NOMES, SOBRENOMES E POLÍTICA.

NOMES, SOBRENOMES E POLÍTICA.

Antônio Pimentel

O sobrenome é agregado ao nome de batismo para identificar a origem familiar do sujeito. Normalmente, temos uma mistura de sobrenomes da mãe e do pai para a denominação dos filhos. Somos, eu e meus irmãos, Gomes Pimentel. Gomes é materno. Pimentel, paterno. Caminhamos por aí, carregando as histórias de duas famílias bem distintas: uma carioca da Tijuca; outra dos cafundós de Minas Gerais. Encontros e fusões improváveis. De repente…

Nos últimos tempos, o sobrenome foi usado para manifestação política. Muitas pessoas adotaram, nas redes sociais, sobrenomes que sinalizam a adesão a alguma causa pública, partido, grupo social ou personagem da política nacional. Tivemos muitos fulanos guarani kaiowá. Outros beltranos foram ou são Lula da Silva. Em contraposição, muitos sicranos foram ou são Moro. Há algum tempo, Marielle apareceu com força. É um prenome usado para identificar pessoas que lutam para preservar a memória da vereadora assassinada e buscar a identificação e responsabilização dos mandantes do crime.

Não sou parte dessa política. Nos casos dos usos dos sobrenomes do Lula e Moro, sempre achei o embate ridículo e sem valia. No caso dos índios guarani kaiowá, a manifestação ajudou a lançar luzes sobre uma causa relevante. Sua eficácia é perto de zero, mas pelo menos a causa é decente. O nome da vereadora Marielle tem a força de gritar por Justiça. Vai passar, como já passou o do pedreiro Amarildo. Passam, mas deixam a marca da indignação e ajudam a pressionar a Polícia e a Justiça.

Relendo o livro 1822 (Editora Nova Fronteira, 2010), do jornalista e historiador Laurentino Gomes, encontrei episódio que marca, talvez pela primeira vez no Brasil, o uso do sobrenome como forma de manifestação política. Foi durante os embates para a Independência do Brasil, em 1822. Brasileiros e portugueses, em vários cantos do país, entraram em guerra, com insultos, pancadarias e confrontos sangrentos. É importante destacar que o processo de ruptura do Brasil com Portugal não foi pacífico e não se resume à vontade de D. Pedro I e ao seu grito às margens do Ipiranga.
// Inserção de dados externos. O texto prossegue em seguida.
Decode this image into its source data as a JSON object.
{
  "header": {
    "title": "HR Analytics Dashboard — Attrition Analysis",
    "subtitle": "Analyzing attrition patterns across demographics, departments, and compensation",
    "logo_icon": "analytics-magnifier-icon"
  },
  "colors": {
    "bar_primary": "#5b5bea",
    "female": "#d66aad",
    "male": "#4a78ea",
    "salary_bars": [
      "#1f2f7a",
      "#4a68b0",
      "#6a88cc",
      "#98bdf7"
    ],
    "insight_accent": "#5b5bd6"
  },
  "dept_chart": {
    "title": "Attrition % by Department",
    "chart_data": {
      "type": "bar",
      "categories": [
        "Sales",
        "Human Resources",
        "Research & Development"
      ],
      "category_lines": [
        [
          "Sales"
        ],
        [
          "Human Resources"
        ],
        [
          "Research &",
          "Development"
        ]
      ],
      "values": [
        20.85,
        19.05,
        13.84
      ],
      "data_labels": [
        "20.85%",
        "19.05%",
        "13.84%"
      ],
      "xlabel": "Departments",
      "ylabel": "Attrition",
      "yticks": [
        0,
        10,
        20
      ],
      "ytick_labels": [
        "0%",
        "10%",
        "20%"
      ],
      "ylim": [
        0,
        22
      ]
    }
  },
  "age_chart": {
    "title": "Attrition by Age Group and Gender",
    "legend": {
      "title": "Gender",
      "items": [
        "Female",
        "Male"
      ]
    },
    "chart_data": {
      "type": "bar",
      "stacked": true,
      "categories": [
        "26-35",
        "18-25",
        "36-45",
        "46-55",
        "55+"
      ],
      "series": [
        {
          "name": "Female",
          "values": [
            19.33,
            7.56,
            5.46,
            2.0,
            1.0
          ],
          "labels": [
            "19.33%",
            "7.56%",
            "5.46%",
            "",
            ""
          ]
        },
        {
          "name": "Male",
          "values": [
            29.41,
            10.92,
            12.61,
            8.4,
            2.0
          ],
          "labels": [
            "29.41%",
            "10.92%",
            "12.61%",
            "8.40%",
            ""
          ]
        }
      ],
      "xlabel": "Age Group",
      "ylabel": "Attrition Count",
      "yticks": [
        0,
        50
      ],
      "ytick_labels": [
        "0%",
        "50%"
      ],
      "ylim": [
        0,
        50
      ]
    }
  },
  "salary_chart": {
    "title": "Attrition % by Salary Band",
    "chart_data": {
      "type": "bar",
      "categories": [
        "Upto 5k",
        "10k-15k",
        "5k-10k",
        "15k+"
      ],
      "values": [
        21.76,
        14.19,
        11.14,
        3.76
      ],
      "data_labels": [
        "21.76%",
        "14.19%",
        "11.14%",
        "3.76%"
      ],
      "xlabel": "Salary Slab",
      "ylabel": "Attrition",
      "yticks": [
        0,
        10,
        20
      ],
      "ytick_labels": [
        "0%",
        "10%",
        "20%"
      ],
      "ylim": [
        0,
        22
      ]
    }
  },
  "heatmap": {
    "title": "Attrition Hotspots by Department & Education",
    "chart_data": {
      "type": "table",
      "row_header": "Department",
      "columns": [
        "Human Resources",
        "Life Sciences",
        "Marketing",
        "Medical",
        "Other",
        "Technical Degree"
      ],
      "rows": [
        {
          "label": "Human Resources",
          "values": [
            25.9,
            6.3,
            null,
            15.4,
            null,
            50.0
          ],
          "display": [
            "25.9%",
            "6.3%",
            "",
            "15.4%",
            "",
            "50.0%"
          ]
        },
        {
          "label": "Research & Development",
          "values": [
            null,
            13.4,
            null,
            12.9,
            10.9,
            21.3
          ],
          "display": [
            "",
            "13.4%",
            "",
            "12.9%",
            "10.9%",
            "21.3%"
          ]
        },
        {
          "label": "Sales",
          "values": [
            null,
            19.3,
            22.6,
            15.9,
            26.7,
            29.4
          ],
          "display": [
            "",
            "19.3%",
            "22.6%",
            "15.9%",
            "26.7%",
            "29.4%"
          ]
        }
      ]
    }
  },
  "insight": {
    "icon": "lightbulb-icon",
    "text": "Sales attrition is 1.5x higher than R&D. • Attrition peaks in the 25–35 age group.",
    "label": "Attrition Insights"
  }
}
Os confrontos envolveram vários atores sociais e foram cruentos.

Nesse contexto, muitos brasileiros partidários da Independência resolveram tornar pública sua posição política. Em gestos de rebeldia e repúdio, substituíram os sobrenomes de origem portuguesa por outros com “denominações indígenas de árvores e animais silvestres para sinalizar a adesão à causa brasileira.” As decisões foram divulgadas nos jornais e alguns bateram às portas dos cartórios para uma mudança legal na certidão de nascimento.

Na Bahia, o advogado e jornalista Francisco Gomes Brandão passou a assinar Francisco Gê Acaiaba de Montezuma, homenageando os povos indígenas Gê e Acaiaba e o imperador asteca, numa manifestação de solidariedade latina. O padre Antônio de Sousa, de Alagoas, virou Antônio Cabra-Bode. O mestre Joaquim José da Silva mudou para Jacaré. O piloto de navio José Caetano de Mendonça acrescentou Jararaca ao nome, o que revela que a venenosa serpente já frequentou a cena política nacional em outros tempos. O também piloto José Maria Migués abandonou o Migués português e declarou na imprensa que assim agia para “não discrepar da união sentimental dos seus patrícios” e rogou “aos senhores brasileiros e inimigos do despotismo o reconheçam por José Maria Bentevi”. Podemos ter circulando por aí muitos sobrenomes com origem no movimento da Independência: Jacutinga, Urutu, Juriti, Sabiá, Colibri, Saracura… Revolta, nacionalismo e poesia.